Senior Data Security Policy Engineer – Cybersecurity & Data Protection

The role is for a leading global financial institution focused on safeguarding critical data and maintaining industry-leading security standards, based in Krakow with a hybrid work model.

• Minimum 5 years of experience in Data Security Engineering within a regulated or financial environment.
• Hands-on experience with DLP products such as Symantec DLP, Zscaler, Trellix, or Proofpoint DLP.
• Strong knowledge of Data in Motion and Data at Rest security concepts.
• Proven ability to create, analyze, and update data security policies.
• Experience with Agile methodologies, project planning, and management.
• Excellent communication skills and a strong team-oriented mindset.
• Ability to translate complex security requirements into actionable plans.
• Awareness of the threat landscape affecting financial services.

Nice to have:

• Industry certifications (CISSP, CISA, CISM).
• Experience with threat detection and security monitoring tools.
• Knowledge of SQL, scripting, or automation in security processes.

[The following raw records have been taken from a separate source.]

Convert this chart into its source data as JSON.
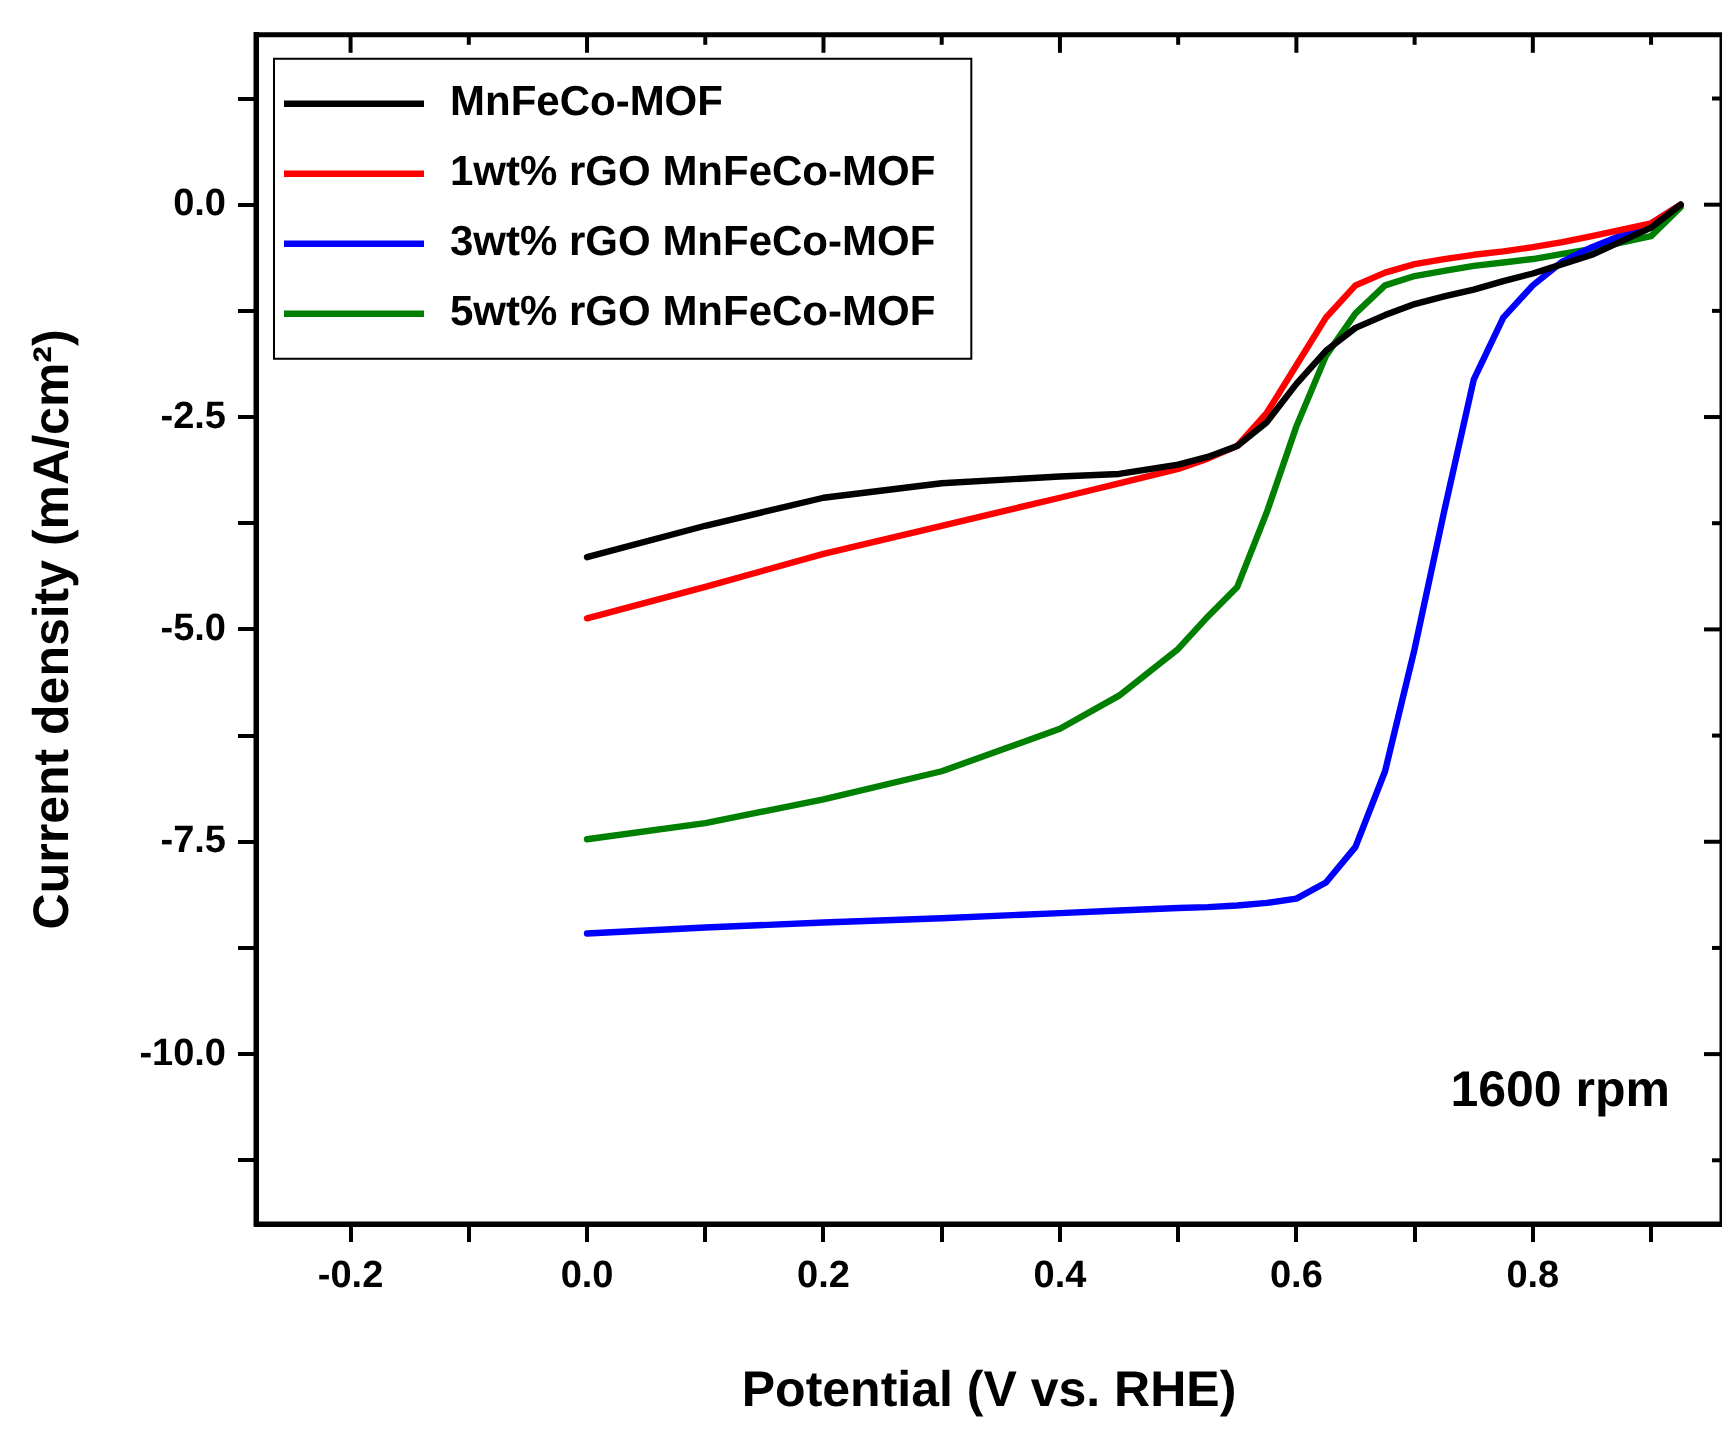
{
  "chart_data": {
    "type": "line",
    "xlabel": "Potential (V vs. RHE)",
    "ylabel": "Current density (mA/cm²)",
    "xlim": [
      -0.28,
      0.96
    ],
    "ylim": [
      -12,
      2
    ],
    "xticks": [
      -0.2,
      {
        "value": -0.1,
        "label": null
      },
      {
        "value": 0,
        "label": "0.0"
      },
      {
        "value": 0.1,
        "label": null
      },
      0.2,
      {
        "value": 0.3,
        "label": null
      },
      0.4,
      {
        "value": 0.5,
        "label": null
      },
      0.6,
      {
        "value": 0.7,
        "label": null
      },
      0.8,
      {
        "value": 0.9,
        "label": null
      }
    ],
    "yticks": [
      {
        "value": -11.25,
        "label": null
      },
      {
        "value": -10,
        "label": "-10.0"
      },
      {
        "value": -8.75,
        "label": null
      },
      -7.5,
      {
        "value": -6.25,
        "label": null
      },
      {
        "value": -5,
        "label": "-5.0"
      },
      {
        "value": -3.75,
        "label": null
      },
      -2.5,
      {
        "value": -1.25,
        "label": null
      },
      {
        "value": 0,
        "label": "0.0"
      },
      {
        "value": 1.25,
        "label": null
      }
    ],
    "grid": false,
    "legend": "top left",
    "marker": "none",
    "line_style": "solid",
    "annotations": [
      "1600 rpm"
    ],
    "x": [
      0,
      0.1,
      0.2,
      0.3,
      0.4,
      0.45,
      0.5,
      0.525,
      0.55,
      0.575,
      0.6,
      0.625,
      0.65,
      0.675,
      0.7,
      0.725,
      0.75,
      0.775,
      0.8,
      0.825,
      0.85,
      0.9,
      0.925
    ],
    "series": [
      {
        "name": "MnFeCo-MOF",
        "color": "#000000",
        "values": [
          -4.15,
          -3.78,
          -3.45,
          -3.28,
          -3.2,
          -3.17,
          -3.06,
          -2.97,
          -2.84,
          -2.56,
          -2.11,
          -1.72,
          -1.45,
          -1.3,
          -1.17,
          -1.08,
          -1.0,
          -0.9,
          -0.81,
          -0.7,
          -0.59,
          -0.27,
          0
        ]
      },
      {
        "name": "1wt% rGO MnFeCo-MOF",
        "color": "#ff0000",
        "values": [
          -4.87,
          -4.5,
          -4.11,
          -3.78,
          -3.45,
          -3.28,
          -3.11,
          -2.99,
          -2.84,
          -2.45,
          -1.89,
          -1.33,
          -0.95,
          -0.8,
          -0.7,
          -0.64,
          -0.59,
          -0.55,
          -0.5,
          -0.44,
          -0.37,
          -0.22,
          0
        ]
      },
      {
        "name": "3wt% rGO MnFeCo-MOF",
        "color": "#0000ff",
        "values": [
          -8.58,
          -8.51,
          -8.45,
          -8.4,
          -8.34,
          -8.31,
          -8.28,
          -8.27,
          -8.25,
          -8.22,
          -8.17,
          -7.98,
          -7.56,
          -6.67,
          -5.23,
          -3.61,
          -2.06,
          -1.33,
          -0.95,
          -0.67,
          -0.5,
          -0.22,
          0
        ]
      },
      {
        "name": "5wt% rGO MnFeCo-MOF",
        "color": "#008000",
        "values": [
          -7.47,
          -7.28,
          -7.0,
          -6.67,
          -6.17,
          -5.78,
          -5.23,
          -4.85,
          -4.5,
          -3.62,
          -2.61,
          -1.78,
          -1.28,
          -0.95,
          -0.84,
          -0.78,
          -0.72,
          -0.68,
          -0.64,
          -0.58,
          -0.52,
          -0.37,
          -0.03
        ]
      }
    ]
  }
}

• Support the establishment of HSBC as a contributor to industry information sharing in cybersecurity.
• Manage policy engineering to ensure data security controls are fulfilled and improved.
• Collaborate with business lines to understand requirements and address data protection gaps.
• Design, develop, and refine security policies aligned with enterprise risk appetite.
• Organize onboarding of business units into new data protection policies and controls.
• Assist with innovations and development initiatives in data security engineering.
• Oversee migration of new tooling into business-as-usual operations.
• Drive service improvements and enhance customer usability of data security offerings.
• Provide MI and KPI reports for senior management on data security tooling effectiveness.
• Lead training, development, and mentorship of junior cybersecurity analysts.
• Configure and operate DLP and other policy enforcement tools, including data scanning solutions.
• Offer production support for data security policies and tooling.
• Use Confluence and Jira for project management and operational support.
• Engage with stakeholders, manage communication, and handle audit requirements.

Only candidates with an existing legal right to work in the European Union will be considered for this role.